What distinguishes this program?

  • The program reflects what has happened to India’s development project under neoliberalism, particularly after the end of planning.
  • Long-overdue sectors have received increased attention.
  • It is not a customized program with a one-size-fits-all strategy. The districts have been given more responsibility. It has a district intervention strategy in place.
  • It operates on the SWOT (strengths, weaknesses, opportunities, and threats) model and compares national best parameters for effective resource management.
  • It is the Prime Minister’s most-reviewed program.
  • A general idea behind the concept is that good work is never overlooked.

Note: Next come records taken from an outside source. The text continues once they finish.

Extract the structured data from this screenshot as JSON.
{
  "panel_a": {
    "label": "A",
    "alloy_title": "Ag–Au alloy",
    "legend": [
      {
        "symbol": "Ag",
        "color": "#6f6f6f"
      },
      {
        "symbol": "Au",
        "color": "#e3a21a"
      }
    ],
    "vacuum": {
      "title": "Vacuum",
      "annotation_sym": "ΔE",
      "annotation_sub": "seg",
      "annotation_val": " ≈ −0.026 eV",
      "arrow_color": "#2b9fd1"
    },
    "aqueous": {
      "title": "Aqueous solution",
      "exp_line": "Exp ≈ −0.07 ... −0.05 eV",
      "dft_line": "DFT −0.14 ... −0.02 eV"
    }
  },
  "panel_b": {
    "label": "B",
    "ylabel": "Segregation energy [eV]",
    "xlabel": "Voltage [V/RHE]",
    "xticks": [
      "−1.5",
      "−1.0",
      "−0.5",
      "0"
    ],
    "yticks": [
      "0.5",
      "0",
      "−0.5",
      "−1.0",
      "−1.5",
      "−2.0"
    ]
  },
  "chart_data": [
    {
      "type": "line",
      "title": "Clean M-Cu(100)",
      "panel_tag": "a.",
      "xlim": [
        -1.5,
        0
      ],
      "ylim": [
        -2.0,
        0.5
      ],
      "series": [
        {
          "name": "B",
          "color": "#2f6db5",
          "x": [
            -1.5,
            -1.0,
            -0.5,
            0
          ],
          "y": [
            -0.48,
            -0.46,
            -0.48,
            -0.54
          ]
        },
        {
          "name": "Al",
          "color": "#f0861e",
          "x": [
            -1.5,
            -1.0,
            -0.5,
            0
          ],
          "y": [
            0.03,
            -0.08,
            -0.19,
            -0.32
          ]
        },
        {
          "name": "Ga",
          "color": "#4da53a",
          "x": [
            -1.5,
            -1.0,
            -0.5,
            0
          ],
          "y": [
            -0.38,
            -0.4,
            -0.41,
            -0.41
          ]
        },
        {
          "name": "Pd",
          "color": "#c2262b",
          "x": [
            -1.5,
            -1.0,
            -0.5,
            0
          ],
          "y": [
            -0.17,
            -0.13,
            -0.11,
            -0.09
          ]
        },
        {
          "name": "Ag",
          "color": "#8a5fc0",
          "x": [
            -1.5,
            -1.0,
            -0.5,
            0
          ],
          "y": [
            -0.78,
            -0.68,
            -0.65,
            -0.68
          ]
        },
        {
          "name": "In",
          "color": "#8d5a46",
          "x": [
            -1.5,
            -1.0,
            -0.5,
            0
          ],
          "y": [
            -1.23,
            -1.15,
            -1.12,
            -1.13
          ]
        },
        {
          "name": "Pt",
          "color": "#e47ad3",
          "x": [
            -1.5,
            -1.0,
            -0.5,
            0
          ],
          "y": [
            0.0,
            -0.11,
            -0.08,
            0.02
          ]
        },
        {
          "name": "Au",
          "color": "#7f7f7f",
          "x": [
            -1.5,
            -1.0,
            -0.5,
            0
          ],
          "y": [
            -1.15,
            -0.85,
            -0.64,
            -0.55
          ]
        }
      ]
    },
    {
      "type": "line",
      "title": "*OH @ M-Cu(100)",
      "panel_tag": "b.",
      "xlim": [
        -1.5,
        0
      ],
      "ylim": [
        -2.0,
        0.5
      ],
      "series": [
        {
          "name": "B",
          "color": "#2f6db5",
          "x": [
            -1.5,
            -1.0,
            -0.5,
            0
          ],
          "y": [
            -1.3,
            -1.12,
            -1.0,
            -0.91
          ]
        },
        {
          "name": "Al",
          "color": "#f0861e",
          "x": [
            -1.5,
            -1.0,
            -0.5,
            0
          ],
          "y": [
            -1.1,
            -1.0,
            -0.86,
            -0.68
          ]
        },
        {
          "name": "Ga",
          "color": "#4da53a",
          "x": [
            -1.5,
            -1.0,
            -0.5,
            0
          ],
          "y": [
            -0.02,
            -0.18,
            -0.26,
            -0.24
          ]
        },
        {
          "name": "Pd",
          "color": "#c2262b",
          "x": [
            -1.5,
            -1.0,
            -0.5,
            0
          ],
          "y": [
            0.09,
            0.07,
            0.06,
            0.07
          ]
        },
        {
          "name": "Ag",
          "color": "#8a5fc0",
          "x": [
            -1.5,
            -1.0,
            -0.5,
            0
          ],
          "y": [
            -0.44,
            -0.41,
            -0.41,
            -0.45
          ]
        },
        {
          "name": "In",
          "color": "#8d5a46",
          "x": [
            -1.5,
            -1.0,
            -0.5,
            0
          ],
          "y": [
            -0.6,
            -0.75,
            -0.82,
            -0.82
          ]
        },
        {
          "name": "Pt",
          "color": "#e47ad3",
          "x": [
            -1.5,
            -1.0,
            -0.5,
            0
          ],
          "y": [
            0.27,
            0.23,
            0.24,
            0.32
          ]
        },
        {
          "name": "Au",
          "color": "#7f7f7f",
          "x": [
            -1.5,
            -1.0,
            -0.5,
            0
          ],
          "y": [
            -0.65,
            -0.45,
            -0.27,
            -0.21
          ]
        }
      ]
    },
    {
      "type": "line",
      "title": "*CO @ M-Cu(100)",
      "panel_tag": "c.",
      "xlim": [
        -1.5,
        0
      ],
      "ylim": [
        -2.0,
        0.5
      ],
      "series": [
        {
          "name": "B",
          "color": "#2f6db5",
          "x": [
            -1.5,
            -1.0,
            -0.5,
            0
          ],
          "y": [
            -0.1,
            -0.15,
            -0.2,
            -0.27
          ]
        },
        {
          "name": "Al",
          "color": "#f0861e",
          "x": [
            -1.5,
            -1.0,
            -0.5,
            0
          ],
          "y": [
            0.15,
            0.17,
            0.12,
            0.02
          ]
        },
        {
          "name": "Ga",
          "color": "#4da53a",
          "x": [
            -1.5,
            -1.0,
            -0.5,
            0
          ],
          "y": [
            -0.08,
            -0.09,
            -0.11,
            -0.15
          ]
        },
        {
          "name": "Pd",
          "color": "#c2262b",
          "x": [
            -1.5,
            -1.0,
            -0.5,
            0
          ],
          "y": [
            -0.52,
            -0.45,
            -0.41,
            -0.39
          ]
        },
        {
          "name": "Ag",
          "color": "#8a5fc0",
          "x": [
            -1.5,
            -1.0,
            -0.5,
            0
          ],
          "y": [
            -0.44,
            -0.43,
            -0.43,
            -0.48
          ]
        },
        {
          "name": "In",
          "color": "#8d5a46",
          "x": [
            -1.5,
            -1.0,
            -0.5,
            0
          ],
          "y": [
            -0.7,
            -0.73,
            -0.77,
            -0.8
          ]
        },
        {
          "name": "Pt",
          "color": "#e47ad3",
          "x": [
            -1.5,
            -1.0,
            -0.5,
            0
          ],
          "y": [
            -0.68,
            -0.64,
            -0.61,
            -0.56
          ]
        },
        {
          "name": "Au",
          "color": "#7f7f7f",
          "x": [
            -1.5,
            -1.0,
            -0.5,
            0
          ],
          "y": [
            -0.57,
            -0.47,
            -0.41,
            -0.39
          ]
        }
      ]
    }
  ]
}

It has been widely praised on social media and by government officials.

Programmatic Strengths

  • The collection of baseline data and follow-ups at regular intervals is a key strength of the ADP.
  • Maintaining this effort would result in a robust collection of statistics for use by researchers and policymakers alike.
  • In doing so, the government also brings much-needed attention to human development and a willingness to meet the SDGs (SDGs).
  • The rankings show that incremental progress is being made in the selected districts.
  • The program also claims to be “non-partisan and unbiased,” with an emphasis on all-India growth.
  • The selection of districts suggests that the program did not favor any regional, political, or other bias.
  • The program aims to bring together central and state schemes centered on specific activities.

Problems with the program

  • Using Bihar as an example, they argue that the selection of districts for programs is problematic.
  • In fact, it excludes the poorest districts because per capita income, the most basic measure of development, is not considered.
  • There appears to be some ambiguity regarding whether the program is only concerned with improved access or also with the quality of service provided.
  • The indicators used are not defined relationally; rather, they are static indicators of human development that do not see people mired in dynamic social relations.
  • It is also accused of not making any new or targeted public investments (except for the possible use of Flexi-funds) in these districts while moralizing about its inability to improve (through rankings).
  • The program bears the burden of demonstrating the government’s “developmental” work while failing to address any of the fundamental issues surrounding equitable development.
  • Nonetheless, the NITI Aayog defends the overall strategy as capitalizing on “low-hanging fruit.”

Way ahead

  • The program has made a difference in the lives of Indian citizens by improving education, health, nutrition, financial inclusion, and skill development in some of the country’s most backward and geographically remote districts.
  • ADP adheres to the principle of “leave no one behind,” which is at the heart of the SDGs. According to the report, the program’s rapid success is due to high-level political commitment.
  • UNDP has suggested revising a few indicators that are close to saturation or are met by the majority of districts, such as ‘electrification of households’ as an indicator of basic infrastructure.